Diverses études publiées récemment en France montrent que les conditions d’une reprise de l’épidémie à VIH sont aujourd’hui réunies : recrudescence des pratiques sexuelles à risques, augmentation du nombre de MST (gonococcie, syphilis, etc.). Par ailleurs, les associations de lutte contre le sida dépeignent depuis de nombreux mois ce contexte propice à une reprise de l’épidémie en France, et elles n’ont cessé d’en alerter les pouvoirs publics.
Cette inquiétude est confortée par la recrudescence du nombre d’infections à VIH nouvellement diagnostiquées dans un certain nombre de pays européens parmi lesquels le Royaume-Uni, l’Irlande ou encore la Belgique.
Dans ce contexte particulièrement alarmant, la France a choisi de piloter sa réponse à l’épidémie de VIH en plein brouillard…
En effet, la surveillance de l’épidémie est construite sur la notification des cas d’entrée dans la maladie sida et le calcul du nombre de personnes séropositives se fait sur cette base. Avec l’introduction des trithérapies qui retardent l’entrée dans la maladie, ce système donne une image erronée du développement de l’épidémie. Or, pour mieux la combattre, il est indispensable de pouvoir répondre à des questions aussi simples que : Pourquoi devient-on séropositif aujourd’hui ? Quels sont les groupes les plus touchés ? Comment mieux cibler les campagnes de prévention ? A toutes ces questions, le système de surveillance de l’épidémie, basé sur les cas déclarés de sida, ne peut plus prétendre répondre après 1996.
C’est pourquoi, le gouvernement a publié un décret le 6 mai 1999, instituant la déclaration obligatoire des cas de séropositivité, système permettant aussi de documenter de manière précise les modes de contamination afin d’adapter les stratégies publiques et associatives de lutte contre le sida.
Les associations ont fortement critiqué ce décret qui ne garantissait pas l’anonymat de la transmission des données. Et après avoir obtenu ces garanties, les associations réunies au sein d’un comité de pilotage ont approuvé les modifications apportées au système de surveillance de l’épidémie.
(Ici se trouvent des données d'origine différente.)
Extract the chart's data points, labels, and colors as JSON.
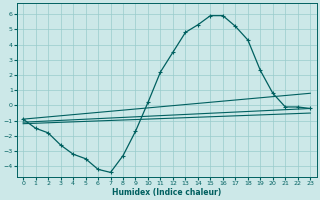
{
  "xlabel": "Humidex (Indice chaleur)",
  "xlim": [
    -0.5,
    23.5
  ],
  "ylim": [
    -4.7,
    6.7
  ],
  "yticks": [
    -4,
    -3,
    -2,
    -1,
    0,
    1,
    2,
    3,
    4,
    5,
    6
  ],
  "xticks": [
    0,
    1,
    2,
    3,
    4,
    5,
    6,
    7,
    8,
    9,
    10,
    11,
    12,
    13,
    14,
    15,
    16,
    17,
    18,
    19,
    20,
    21,
    22,
    23
  ],
  "bg_color": "#cce8e8",
  "line_color": "#006060",
  "grid_color": "#99cccc",
  "curve_x": [
    0,
    1,
    2,
    3,
    4,
    5,
    6,
    7,
    8,
    9,
    10,
    11,
    12,
    13,
    14,
    15,
    16,
    17,
    18,
    19,
    20,
    21,
    22,
    23
  ],
  "curve_y": [
    -0.9,
    -1.5,
    -1.8,
    -2.6,
    -3.2,
    -3.5,
    -4.2,
    -4.4,
    -3.3,
    -1.7,
    0.2,
    2.2,
    3.5,
    4.8,
    5.3,
    5.9,
    5.9,
    5.2,
    4.3,
    2.3,
    0.8,
    -0.1,
    -0.1,
    -0.2
  ],
  "line1_x": [
    0,
    23
  ],
  "line1_y": [
    -0.9,
    0.8
  ],
  "line2_x": [
    0,
    23
  ],
  "line2_y": [
    -1.1,
    -0.2
  ],
  "line3_x": [
    0,
    23
  ],
  "line3_y": [
    -1.2,
    -0.5
  ]
}
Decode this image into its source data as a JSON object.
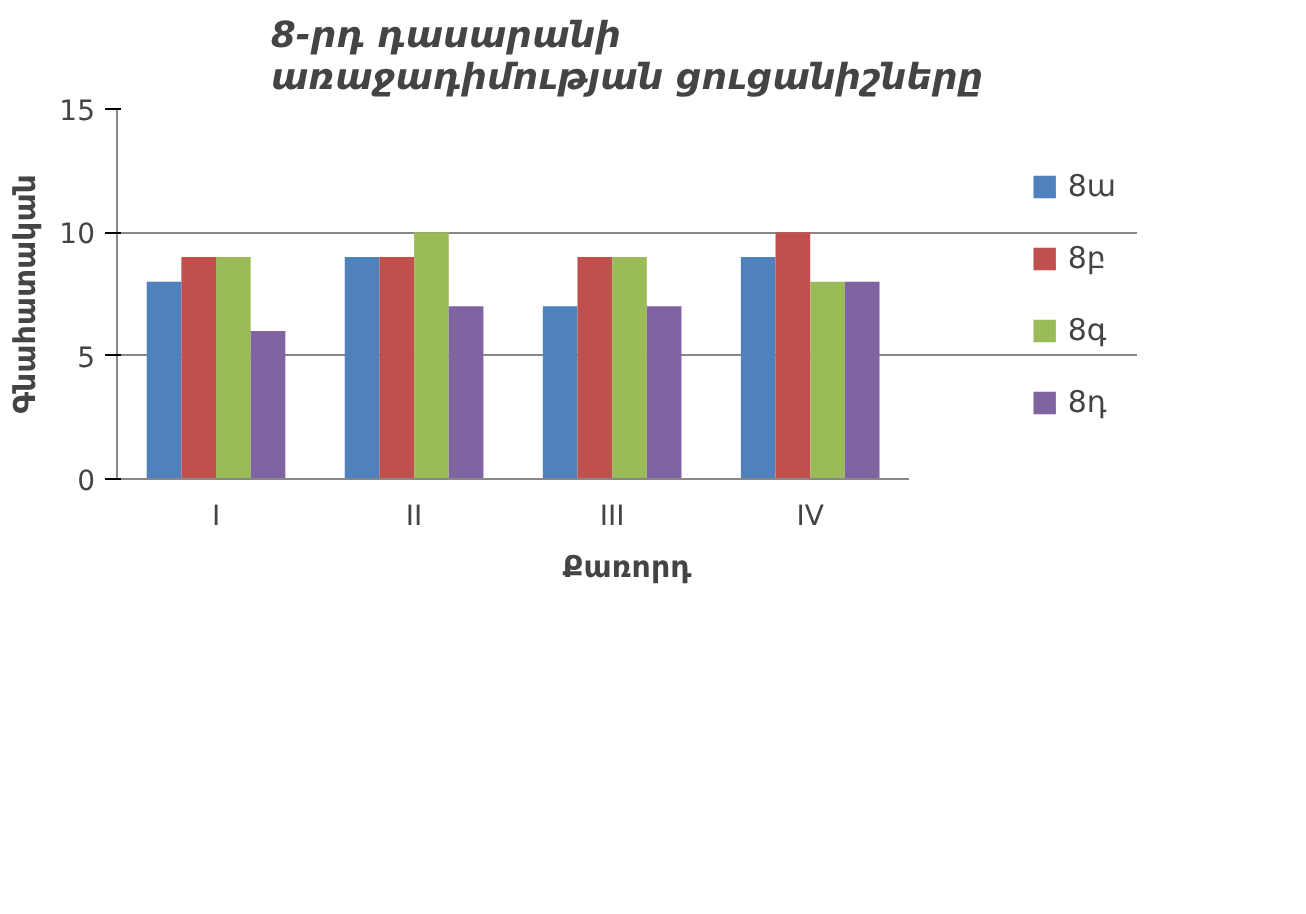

Deux décrets étaient alors publiés… deux ans après, le 23 mai 2001.
Mais, il manque toujours l’arrêté permettant la concrétisation matérielle de cette déclaration.
Rien n’a été mis en œuvre par le gouvernement qui invoque des difficultés techniques… imputables au système de cryptologie, des difficultés juridiques… imputables à la législation sur l’informatique et les libertés, ou encore des difficultés opérationnelles… imputables à la passation des marchés publics pour le matériel d’encodage des données.
Mais, bien évidemment, aucune responsabilité des pouvoirs publics !
Et, voilà qu’on prétend nous inviter, le 28 février prochain, à une séance d’information sur la mise en place du système de surveillance de l’épidémie à VIH… pour nous dire ce que nous avons déjà compris : que le système de surveillance des nouveaux cas de séropositivité ne verra le jour que vers la fin de l’année 2003 ou au début de 2004, et que compte tenu du délai de montée en charge du système il n’y aura pas en France de données fiables sur l’évolution de l’épidémie avant la fin de l’année 2005! Dans ce pays moderne qui est le nôtre, il faut plus de 6 ans pour mettre en place un nouveau système d’information sur une épidémie !
Voici donc la honteuse exception sanitaire française, car tous les autres pays européens, même ceux moins prospères que nous, et qui ont aussi des lois sur la cryptologie, des codes des marchés publics, et des lois sur l’informatique et les libertés, y sont parvenus depuis bien longtemps ! Notre pays est le lieu d’un scandale de santé publique, comme si en cette matière nous n’en avions pas eu assez !
Nous n’accepterons pas d’entendre des arguments vingt fois entendus, dont l’objectif est toujours de renvoyer à plus tard un système de surveillance de l’épidémie chaque jour de plus en plus indispensable. Il nous faut plus que jamais ce système qui doit impérativement garantir l’anonymisation irréversible des données.
Mais, nous n’avons pas l’habitude de nous dérober à nos responsabilités et nous ne manquerons pas de nous rendre au rendez-vous du 28 février pour faire entendre notre protestation et pour exiger que soient mis en place en urgence des indicateurs, comme la notification simple des cas de séropositivité que l’on avait jugé judicieux de supprimer dans la perspective de la mise en place du nouveau système, et aussi de nouveaux indicateurs ad hoc de type « sentinelle » pour des populations spécifiques à même de diagnostiquer et de donner rapidement l’alerte sur les évolutions de l’épidémie.
Au moment, où nous nous apprêtons tous à faire des choix politiques, nous voulons rappeler que nous, acteurs de la lutte contre le sida, convaincus de l’utilité de la santé publique, nous ne cautionnons pas les choix de ceux qui se réfugient dans l’abstention coupable.